Quel Claude Zidi pourrait aujourd’hui écrire “Salomon , vous êtes juifs”  sans se retrouver cloué au pilori du politiquement correct et du respect des minorités ? Aucun ! Cette époque est révolue. C’était l’époque d’une France unie où s’adapter et s’intégrer n’était pas une option susceptible de débats ou de réflexions.

L’époque des pantalons pattes d’eph ( flare comme on dit aujourd’hui) et des petits pulls rayés aux couleurs vitaminées. L’époque où, à l’école, la religion n’était pas un sujet. On s’en foutait. On vivait tous ensemble dans un climat bon enfant d’acception et de respect de l’autre.

Cette époque, c’était celle de mon enfance. Et je réalise aujourd’hui que cela m’a tellement impacté que, par la suite, j’ai avancé dans la vie avec comme image de la beauté Delon, de la débrouillardise et de la gouaille Belmondo, de la virilité Ventura… Que j’ai grandi avec l’image du décolleté vertigineux de la robe longue de Mireille Darc dans Le Grand Blond avec une chaussure noire (robe signée Guy Laroche pour les initiés). J’ai grandi avec, dans la tête, les chapeaux jaunes des Demoiselles de Rochefort ou les chaussures Roger Vivier et les tenues de Catherine Deneuve dans Belle de Jour. Je me suis épanouie grâce à eux. J’ai rêvé grâce à eux. J’ai aimé grâce à eux.

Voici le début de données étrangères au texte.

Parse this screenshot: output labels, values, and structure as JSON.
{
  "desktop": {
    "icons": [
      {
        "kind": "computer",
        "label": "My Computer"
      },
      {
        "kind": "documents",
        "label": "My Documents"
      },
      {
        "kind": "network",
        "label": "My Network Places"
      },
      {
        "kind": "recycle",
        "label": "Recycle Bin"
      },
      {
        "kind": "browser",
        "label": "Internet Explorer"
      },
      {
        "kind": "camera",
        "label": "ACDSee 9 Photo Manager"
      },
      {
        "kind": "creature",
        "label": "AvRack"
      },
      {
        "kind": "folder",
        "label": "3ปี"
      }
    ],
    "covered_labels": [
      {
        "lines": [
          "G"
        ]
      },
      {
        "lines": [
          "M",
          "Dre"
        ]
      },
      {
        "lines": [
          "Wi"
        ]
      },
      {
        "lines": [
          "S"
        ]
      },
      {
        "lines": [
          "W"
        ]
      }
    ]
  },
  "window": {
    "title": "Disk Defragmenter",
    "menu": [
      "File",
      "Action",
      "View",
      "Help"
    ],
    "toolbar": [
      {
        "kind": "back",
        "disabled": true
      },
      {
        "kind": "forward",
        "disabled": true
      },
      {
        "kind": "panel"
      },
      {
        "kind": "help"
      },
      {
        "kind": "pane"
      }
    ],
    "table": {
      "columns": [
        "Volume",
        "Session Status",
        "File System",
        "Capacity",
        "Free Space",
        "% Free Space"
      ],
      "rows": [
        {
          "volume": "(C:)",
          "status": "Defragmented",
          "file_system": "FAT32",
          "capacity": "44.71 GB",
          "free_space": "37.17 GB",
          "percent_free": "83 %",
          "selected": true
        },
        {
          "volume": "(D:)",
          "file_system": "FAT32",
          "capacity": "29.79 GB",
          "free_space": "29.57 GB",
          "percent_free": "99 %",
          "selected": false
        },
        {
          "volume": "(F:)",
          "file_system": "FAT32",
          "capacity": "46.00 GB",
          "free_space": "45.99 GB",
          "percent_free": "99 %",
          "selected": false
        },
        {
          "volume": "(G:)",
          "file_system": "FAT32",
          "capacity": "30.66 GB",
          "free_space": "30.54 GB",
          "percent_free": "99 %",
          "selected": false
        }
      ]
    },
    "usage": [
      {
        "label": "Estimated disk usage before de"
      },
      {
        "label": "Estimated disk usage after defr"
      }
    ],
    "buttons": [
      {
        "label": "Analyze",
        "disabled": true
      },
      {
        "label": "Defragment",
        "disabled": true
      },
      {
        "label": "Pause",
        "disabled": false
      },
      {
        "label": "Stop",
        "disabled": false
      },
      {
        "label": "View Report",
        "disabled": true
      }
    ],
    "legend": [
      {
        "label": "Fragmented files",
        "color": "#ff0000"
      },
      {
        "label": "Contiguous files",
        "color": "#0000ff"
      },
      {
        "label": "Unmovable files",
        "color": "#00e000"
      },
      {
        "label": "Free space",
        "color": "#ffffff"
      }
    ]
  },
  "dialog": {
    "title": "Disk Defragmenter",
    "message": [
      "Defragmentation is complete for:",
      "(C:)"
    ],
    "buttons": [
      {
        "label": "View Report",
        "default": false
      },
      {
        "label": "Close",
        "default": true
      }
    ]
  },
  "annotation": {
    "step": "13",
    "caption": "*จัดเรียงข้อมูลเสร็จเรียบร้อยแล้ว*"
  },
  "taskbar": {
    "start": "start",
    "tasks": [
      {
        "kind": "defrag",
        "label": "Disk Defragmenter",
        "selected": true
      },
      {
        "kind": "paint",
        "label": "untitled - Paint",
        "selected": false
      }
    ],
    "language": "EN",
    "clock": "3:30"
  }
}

Oui, j’ai aimé cette période exquise qui se confond avec l’enfance. Je goute aujourd’hui le temps qui m’est accordé par ce putain de virus pour retrouver les idoles de mon enfance sur les écrans de mon passé. Grace a eux, c’est un peu de mon enfance civique, laïque et simple que je retrouve.

Je m’en souviens bien. Nous avions tous les mêmes références et nous faisions société autour de ces personnalités qui reflétaient, quelles que soient leurs origines, l’harmonie d’une France apaisée et d’un pays où il faisait bon vivre ensemble.

Alors comme le chante Eddy Mitchell, “c’était ma dernière séance, c’était ma dernière séquence et le rideau sur l’écran est tombé”. Le rideau de la nostalgie, le rideau de l’enfance que parfois je réouvre légèrement pour retrouver, avec délice, les personnages de mon passé qui m’ont à jamais façonnée.